Fantasmas no raso

Linguagem e estilo tornam romance de Rui Mourão um fardo pesadíssimo para o leitor carregar
Rui Mourão, autor de “Mergulho na região do espanto”
28/08/2016

Segundo informações da capa, com Mergulho na região do espanto, o autor, importante figura para a memória histórica e cultural brasileira, encerra a trilogia sobre a temática do ciclo do ouro em Ouro Preto, que começou com Boca de chafariz (2010) e Quando os demônios descem o morro (2008).

Isto é um problema, pois tive acesso apenas a este último romance, o que me impõe certo temor de perder a unidade desejada, ao resenhar apenas a obra em si. Entretanto, deve ela subsistir por si própria ao ser lida. Assim, leio-a como romance autônomo.

O fato de o autor estar dedicado ao Museu da Inconfidência há mais de 40 anos, ter obras teóricas e administrativas publicadas sobre a Inconfidência Mineira e o museu lhe deu e dá, além da familiaridade temática, várias possibilidades de pesquisa e de aplicar na ficção seu saber historiográfico.

Mas não é a partir disso que a leitura deste romance se firmaria. O autor, creio, ambiciona criar uma epopeia mineira da conquista da terra do ouro até a Inconfidência, à qual deseja aplicar recursos narrativos contemporâneos. Ou seja, o romance se desejaria pari passu com a história, mas também sob uma prosa estruturalmente mais complexa.

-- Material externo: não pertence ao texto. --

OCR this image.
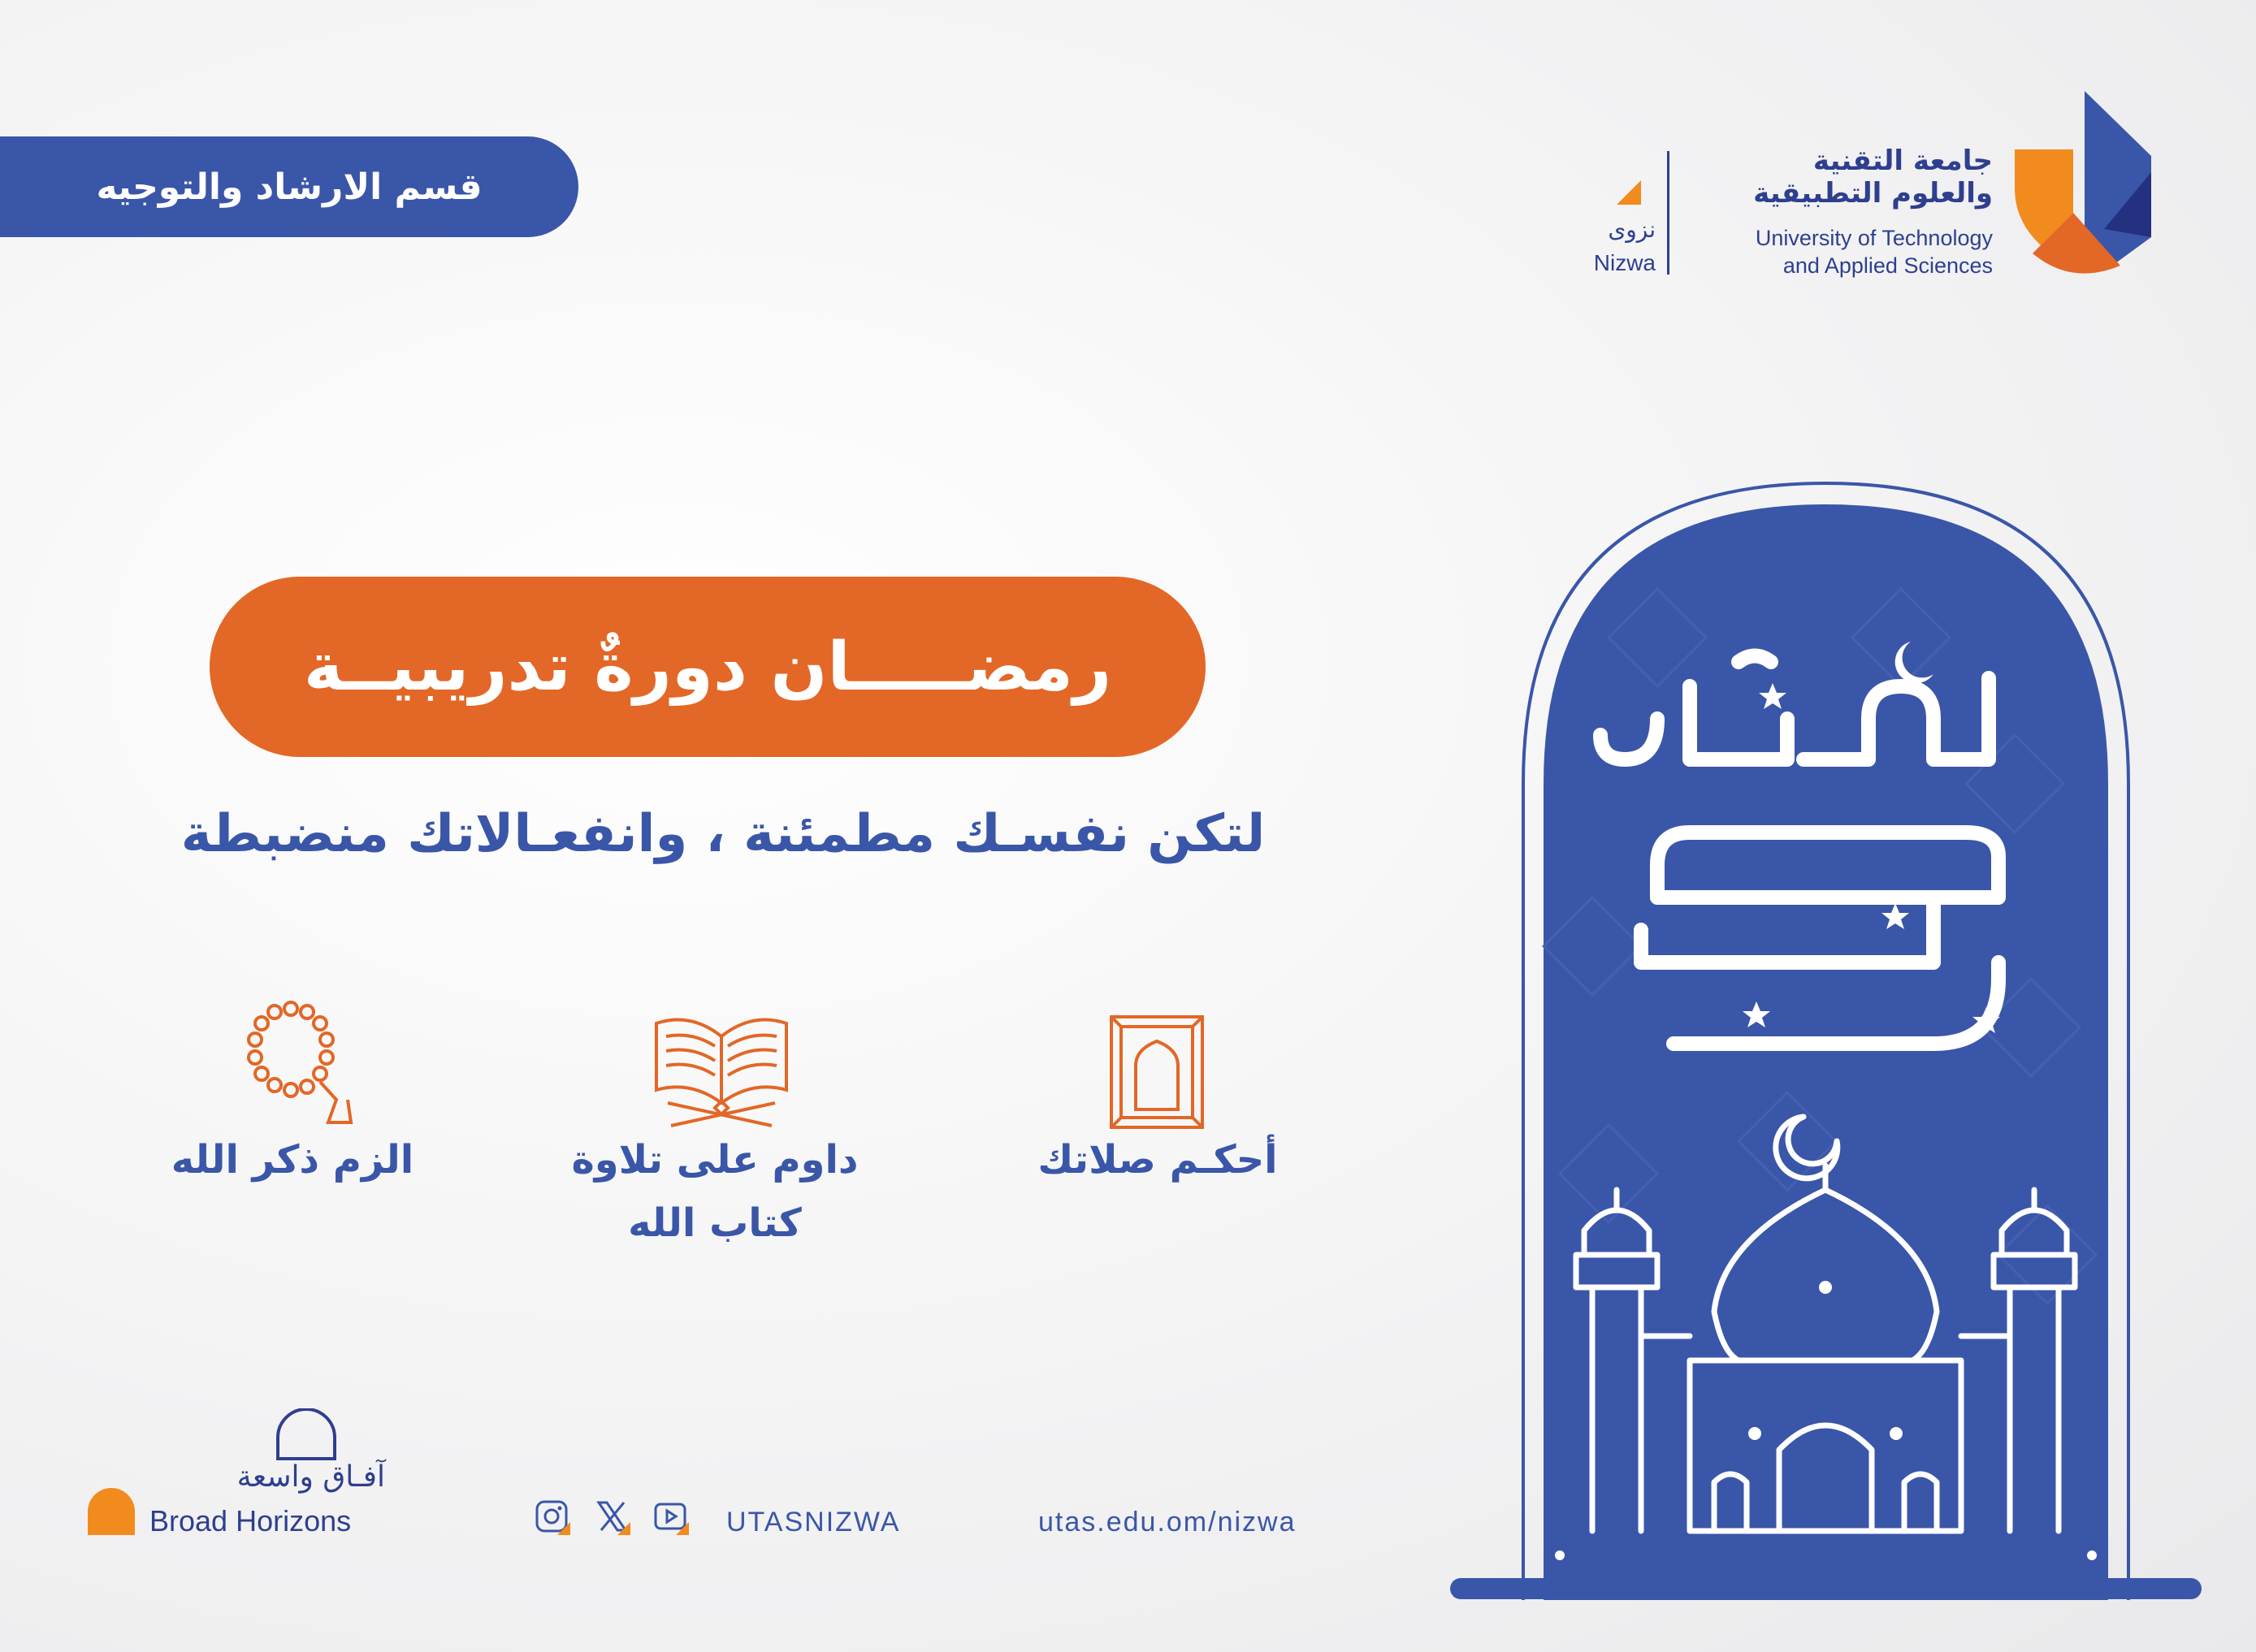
قسم الارشاد والتوجيه
جامعة التقنية
والعلوم التطبيقية
University of Technology
and Applied Sciences
نزوى
Nizwa
رمضـــــان دورةٌ تدريبيــة
لتكن نفسـك مطمئنة ، وانفعـالاتك منضبطة
أحكـم صلاتك
داوم على تلاوة
كتاب الله
الزم ذكر الله
آفـاق واسعة
Broad Horizons	UTASNIZWA	utas.edu.om/nizwa
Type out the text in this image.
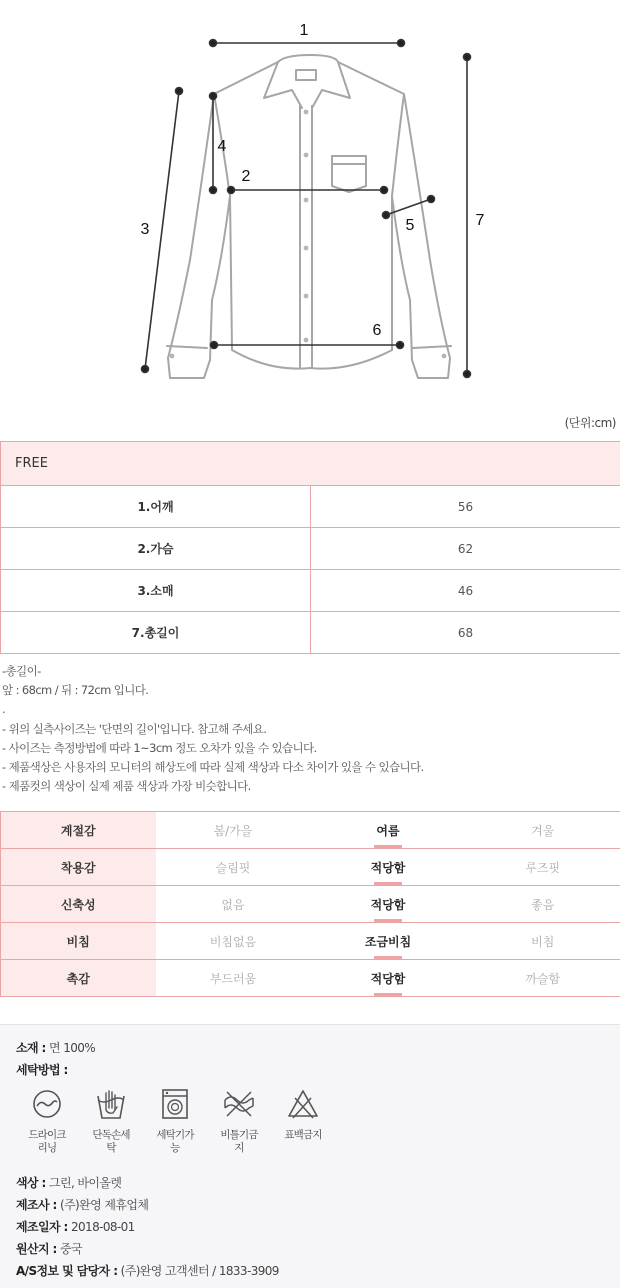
1
2
3
4
5
6
7
(단위:cm)
FREE	
1.어깨	56
2.가슴	62
3.소매	46
7.총길이	68
-총길이-
앞 : 68cm / 뒤 : 72cm 입니다.
.
- 위의 실측사이즈는 '단면의 길이'입니다. 참고해 주세요.
- 사이즈는 측정방법에 따라 1~3cm 정도 오차가 있을 수 있습니다.
- 제품색상은 사용자의 모니터의 해상도에 따라 실제 색상과 다소 차이가 있을 수 있습니다.
- 제품컷의 색상이 실제 제품 색상과 가장 비슷합니다.
계절감	봄/가을	여름	겨울
착용감	슬림핏	적당함	루즈핏
신축성	없음	적당함	좋음
비침	비침없음	조금비침	비침
촉감	부드러움	적당함	까슬함
소재 : 면 100%
세탁방법 :
드라이크
리닝
단독손세
탁
세탁기가
능
비틀기금
지
표백금지
색상 : 그린, 바이올렛
제조사 : (주)완영 제휴업체
제조일자 : 2018-08-01
원산지 : 중국
A/S정보 및 담당자 : (주)완영 고객센터 / 1833-3909
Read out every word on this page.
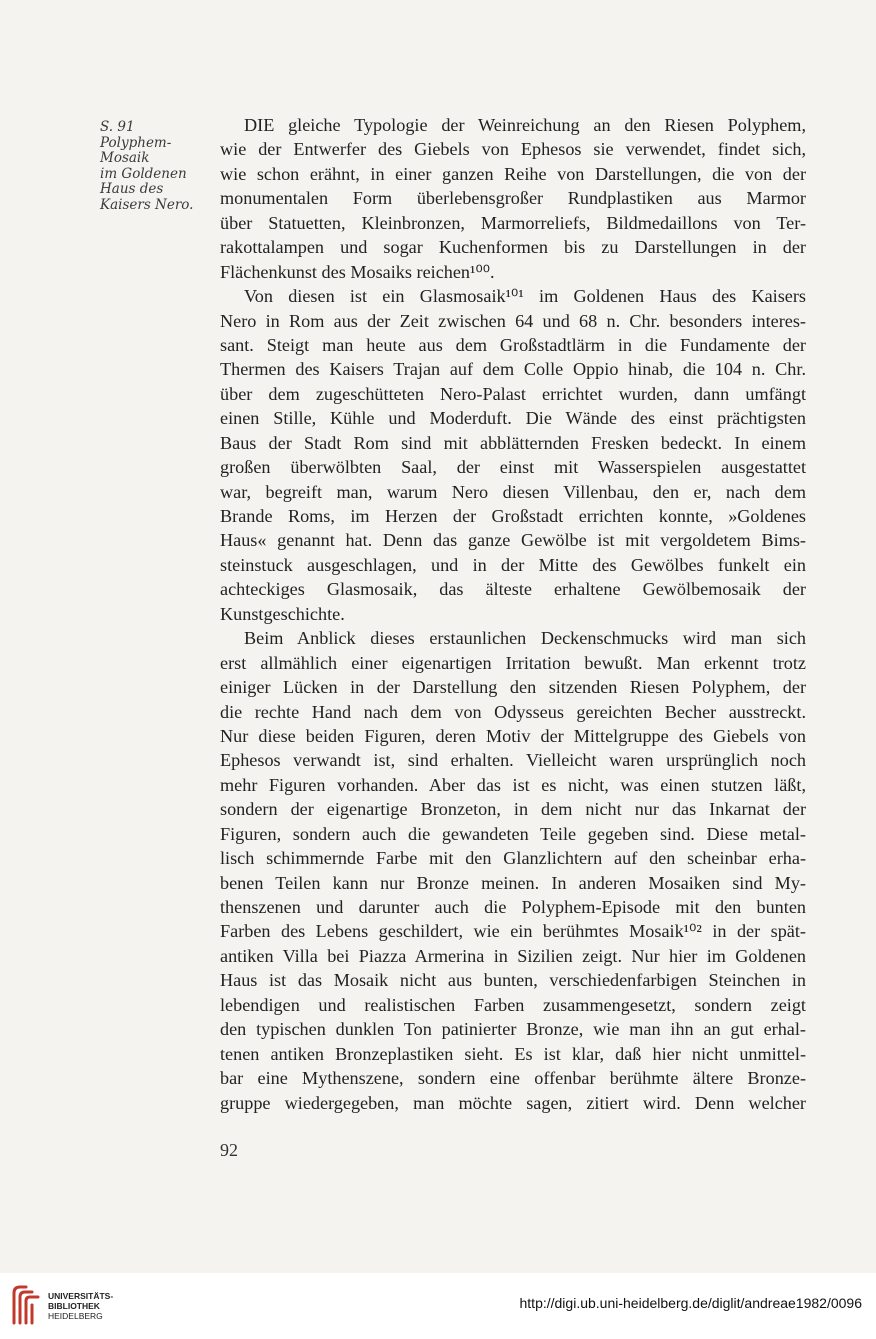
S. 91
Polyphem-
Mosaik
im Goldenen
Haus des
Kaisers Nero.
DIE gleiche Typologie der Weinreichung an den Riesen Polyphem,
wie der Entwerfer des Giebels von Ephesos sie verwendet, findet sich,
wie schon erähnt, in einer ganzen Reihe von Darstellungen, die von der
monumentalen Form überlebensgroßer Rundplastiken aus Marmor
über Statuetten, Kleinbronzen, Marmorreliefs, Bildmedaillons von Ter-
rakottalampen und sogar Kuchenformen bis zu Darstellungen in der
Flächenkunst des Mosaiks reichen¹⁰⁰.
Von diesen ist ein Glasmosaik¹⁰¹ im Goldenen Haus des Kaisers
Nero in Rom aus der Zeit zwischen 64 und 68 n. Chr. besonders interes-
sant. Steigt man heute aus dem Großstadtlärm in die Fundamente der
Thermen des Kaisers Trajan auf dem Colle Oppio hinab, die 104 n. Chr.
über dem zugeschütteten Nero-Palast errichtet wurden, dann umfängt
einen Stille, Kühle und Moderduft. Die Wände des einst prächtigsten
Baus der Stadt Rom sind mit abblätternden Fresken bedeckt. In einem
großen überwölbten Saal, der einst mit Wasserspielen ausgestattet
war, begreift man, warum Nero diesen Villenbau, den er, nach dem
Brande Roms, im Herzen der Großstadt errichten konnte, »Goldenes
Haus« genannt hat. Denn das ganze Gewölbe ist mit vergoldetem Bims-
steinstuck ausgeschlagen, und in der Mitte des Gewölbes funkelt ein
achteckiges Glasmosaik, das älteste erhaltene Gewölbemosaik der
Kunstgeschichte.
Beim Anblick dieses erstaunlichen Deckenschmucks wird man sich
erst allmählich einer eigenartigen Irritation bewußt. Man erkennt trotz
einiger Lücken in der Darstellung den sitzenden Riesen Polyphem, der
die rechte Hand nach dem von Odysseus gereichten Becher ausstreckt.
Nur diese beiden Figuren, deren Motiv der Mittelgruppe des Giebels von
Ephesos verwandt ist, sind erhalten. Vielleicht waren ursprünglich noch
mehr Figuren vorhanden. Aber das ist es nicht, was einen stutzen läßt,
sondern der eigenartige Bronzeton, in dem nicht nur das Inkarnat der
Figuren, sondern auch die gewandeten Teile gegeben sind. Diese metal-
lisch schimmernde Farbe mit den Glanzlichtern auf den scheinbar erha-
benen Teilen kann nur Bronze meinen. In anderen Mosaiken sind My-
thenszenen und darunter auch die Polyphem-Episode mit den bunten
Farben des Lebens geschildert, wie ein berühmtes Mosaik¹⁰² in der spät-
antiken Villa bei Piazza Armerina in Sizilien zeigt. Nur hier im Goldenen
Haus ist das Mosaik nicht aus bunten, verschiedenfarbigen Steinchen in
lebendigen und realistischen Farben zusammengesetzt, sondern zeigt
den typischen dunklen Ton patinierter Bronze, wie man ihn an gut erhal-
tenen antiken Bronzeplastiken sieht. Es ist klar, daß hier nicht unmittel-
bar eine Mythenszene, sondern eine offenbar berühmte ältere Bronze-
gruppe wiedergegeben, man möchte sagen, zitiert wird. Denn welcher
92
UNIVERSITÄTS-
BIBLIOTHEK
HEIDELBERG
http://digi.ub.uni-heidelberg.de/diglit/andreae1982/0096
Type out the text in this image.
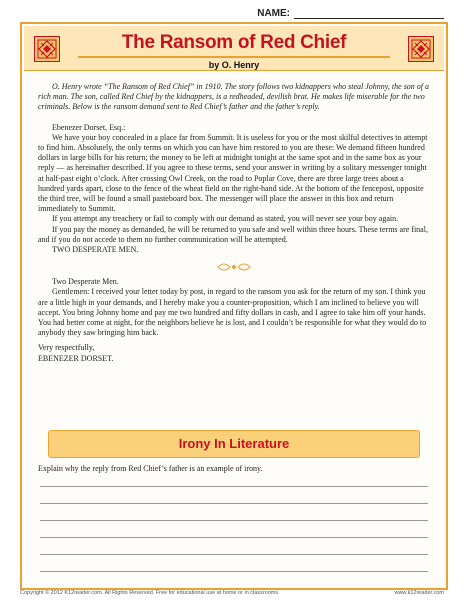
NAME:
The Ransom of Red Chief
by O. Henry

O. Henry wrote “The Ransom of Red Chief” in 1910. The story follows two kidnappers who steal Johnny, the son of a rich man. The son, called Red Chief by the kidnappers, is a redheaded, devilish brat. He makes life miserable for the two criminals. Below is the ransom demand sent to Red Chief’s father and the father’s reply.

Ebenezer Dorset, Esq.:

We have your boy concealed in a place far from Summit. It is useless for you or the most skilful detectives to attempt to find him. Absolutely, the only terms on which you can have him restored to you are these: We demand fifteen hundred dollars in large bills for his return; the money to be left at midnight tonight at the same spot and in the same box as your reply — as hereinafter described. If you agree to these terms, send your answer in writing by a solitary messenger tonight at half-past eight o’clock. After crossing Owl Creek, on the road to Poplar Cove, there are three large trees about a hundred yards apart, close to the fence of the wheat field on the right-hand side. At the bottom of the fencepost, opposite the third tree, will be found a small pasteboard box. The messenger will place the answer in this box and return immediately to Summit.

If you attempt any treachery or fail to comply with our demand as stated, you will never see your boy again.

If you pay the money as demanded, he will be returned to you safe and well within three hours. These terms are final, and if you do not accede to them no further communication will be attempted.

TWO DESPERATE MEN.

Two Desperate Men.

Gentlemen: I received your letter today by post, in regard to the ransom you ask for the return of my son. I think you are a little high in your demands, and I hereby make you a counter-proposition, which I am inclined to believe you will accept. You bring Johnny home and pay me two hundred and fifty dollars in cash, and I agree to take him off your hands. You had better come at night, for the neighbors believe he is lost, and I couldn’t be responsible for what they would do to anybody they saw bringing him back.

Very respectfully,

EBENEZER DORSET.

Irony In Literature
Explain why the reply from Red Chief’s father is an example of irony.
Copyright © 2012 K12reader.com. All Rights Reserved. Free for educational use at home or in classrooms.	www.k12reader.com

É, porém, com grande esforço que o leitor avança; por várias razões. Uma, a linguagem e estilo do autor incomodam (falo disso adiante). Outra razão é a estratégia que não se concretiza bem: faz-se a introdução de vários personagens fantasmagóricos, vindos de outras dimensões oníricas, assassinos, assassinados, intelectuais e aventureiros, com que o autor pretende uma atmosfera de realismo fantástico. Tais personagens fantasmais resolvem, em discurso próprio — embora todos no mesmo tom (o do autor…) —, oferecer depoimentos sobre sua vida e a história da época ao “tomador de notas”, que é um narrador em primeira pessoa (recurso comum do narrar “mineiro” na literatura).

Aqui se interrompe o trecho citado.